L’auteure poursuit : « Mais ils se rendent vite compte que l’unité dans la misère ne fait pas l’unité politique, que l’indépendance formelle n’est rien sans contenu économique. Houari Boumediène deviendra progressivement l’un des meilleurs théoriciens et le chantre du NOEI qui doit remplacer « l’ordre international de la misère ». L’Algérie prépare donc avec d’autant plus de soin le quatrième sommet des non-alignés, qu’elle doit accueillir en septembre 1973 le sommet de l’OPEP. La conférence décide de demander la convocation d’une Assemblée générale extraordinaire des Nations unies pour examiner ??, comme l’annonce Houari Boumediène dans son discours de clôture »[1].
Le discours atemporel pour un nouvel ordre mondial plus juste
En tant que président des pays non-alignés, Houari Boumediène a défendu, en avril 1974, dans un discours qui a donné lieu à une standing-ovation, devant l’Assemblée générale extraordinaire de l’ONU, le nouvel ordre économique international. Pour « amorcer concrètement le règlement du problème fondamental qui nous préoccupe », celui du développement, Houari Boumediène demande qu’il soit entrepris en suivant cinq lignes d’action :
• La prise en main par les pays en voie de développement de leurs ressources naturelles, ce qui implique la nationalisation de leur exploitation et la maîtrise des mécanismes régissant la fixation de leur prix ;
• la mise en valeur de toutes les potentialités agricoles et la mise en œuvre d’une industrialisation en profondeur s’appuyant sur la transformation sur place des ressources naturelles de chaque pays ;
• l’apport, en moyens financiers, technologiques et commerciaux des pays riches et développés à ceux dont le développement est à promouvoir ;
• la suppression, ou à tout le moins l’allégement du fardeau de la dette qui « enfonce » les plus pauvres ;
• enfin, un programme spécial pour les plus démunis parmi les démunis.

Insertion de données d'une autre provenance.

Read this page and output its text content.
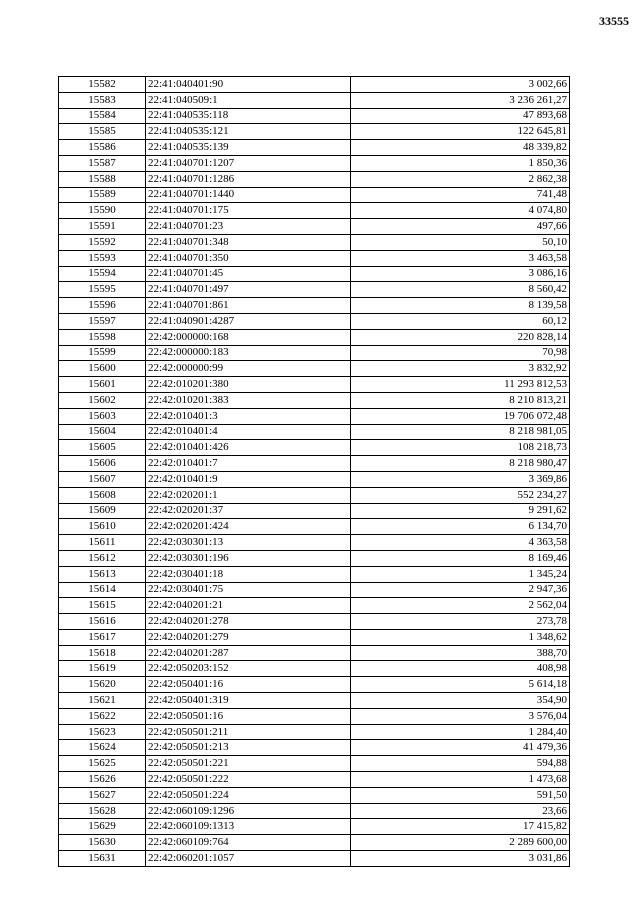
33555
15582	22:41:040401:90	3 002,66
15583	22:41:040509:1	3 236 261,27
15584	22:41:040535:118	47 893,68
15585	22:41:040535:121	122 645,81
15586	22:41:040535:139	48 339,82
15587	22:41:040701:1207	1 850,36
15588	22:41:040701:1286	2 862,38
15589	22:41:040701:1440	741,48
15590	22:41:040701:175	4 074,80
15591	22:41:040701:23	497,66
15592	22:41:040701:348	50,10
15593	22:41:040701:350	3 463,58
15594	22:41:040701:45	3 086,16
15595	22:41:040701:497	8 560,42
15596	22:41:040701:861	8 139,58
15597	22:41:040901:4287	60,12
15598	22:42:000000:168	220 828,14
15599	22:42:000000:183	70,98
15600	22:42:000000:99	3 832,92
15601	22:42:010201:380	11 293 812,53
15602	22:42:010201:383	8 210 813,21
15603	22:42:010401:3	19 706 072,48
15604	22:42:010401:4	8 218 981,05
15605	22:42:010401:426	108 218,73
15606	22:42:010401:7	8 218 980,47
15607	22:42:010401:9	3 369,86
15608	22:42:020201:1	552 234,27
15609	22:42:020201:37	9 291,62
15610	22:42:020201:424	6 134,70
15611	22:42:030301:13	4 363,58
15612	22:42:030301:196	8 169,46
15613	22:42:030401:18	1 345,24
15614	22:42:030401:75	2 947,36
15615	22:42:040201:21	2 562,04
15616	22:42:040201:278	273,78
15617	22:42:040201:279	1 348,62
15618	22:42:040201:287	388,70
15619	22:42:050203:152	408,98
15620	22:42:050401:16	5 614,18
15621	22:42:050401:319	354,90
15622	22:42:050501:16	3 576,04
15623	22:42:050501:211	1 284,40
15624	22:42:050501:213	41 479,36
15625	22:42:050501:221	594,88
15626	22:42:050501:222	1 473,68
15627	22:42:050501:224	591,50
15628	22:42:060109:1296	23,66
15629	22:42:060109:1313	17 415,82
15630	22:42:060109:764	2 289 600,00
15631	22:42:060201:1057	3 031,86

La nationalisation est, pour l’Algérie, une condition fondamentale du développement. Ceci aboutit, le 24 février 1971, à la nationalisation. Le dernier séminaire d’Alger a insisté sur la nécessité de négociations globales pour que le tiers-monde ne joue pas en ordre dispersé, et surtout sur la nécessité de la paix, facteur indispensable du développement.
La conviction d’être du bon côté de l’Histoire
Pour la première fois de façon frontale, sans user de la langue de bois et de détours, un président du tiers-monde, en l’occurrence Houari Boumediène, avait, au nom de ses pairs des pays en développement, plaidé devant les instances onusiennes et en présence des pays riches pour une refondation des relations internationales et un partage équitable des richesses de la planète et de la prospérité. Le capitalisme, qui était présenté comme la voie de salut et de l’émancipation des peuples montre aujourd’hui toutes ses limites et son visage hideux avec la crise financière qui a affecté les pays industrialisés avant de se transformer en récession économique se répandant à la vitesse de la lumière, n’épargnant, directement ou indirectement, aucun pays. Le mot d’ordre : sans développement, il n’y a pas de paix et de sécurité internationales est toujours d’actualité. Le doigt est posé sur la délicate question du désarmement qui constituait, selon Boumediène, « une illustration de cette façon restrictive d’aborder les problèmes qui concernent l’humanité dans son ensemble, à travers des schémas qui ne visent qu’au réaménagement des rapports de force entre grandes puissances »,.
Le mouvement des non-alignés
Que représentent les non-alignés ? Le mouvement des non-alignés, lit-on dans l’encyclopédie Wikipédia, est une organisation internationale regroupant 120 États en 2016 qui se définissent comme n’étant alignés ni avec ni contre aucune grande puissance mondiale. Le but de l’organisation tel que défini dans la « Déclaration de La Havane » de 1979 est d’assurer « l’indépendance nationale, la souveraineté, l’intégrité territoriale et la sécurité des pays non-alignés dans leur lutte contre toute forme d’agression, de domination, d’interférence ou d’hégémonie de la part de grandes puissances ou de blocs politiques » et de promouvoir la solidarité entre les peuples du tiers-monde. Le mouvement continue de jouer un rôle important, par exemple en refusant les mesures standard de résolution de la dette publique préconisées par le consensus de Washington. De nouvelles mouvances, dans le sillage du mouvement altermondialiste, s’inspirent de ses principes et des luttes qu’il a incarnées pour prôner une mondialisation plus conforme à l’intérêt des pays du Sud.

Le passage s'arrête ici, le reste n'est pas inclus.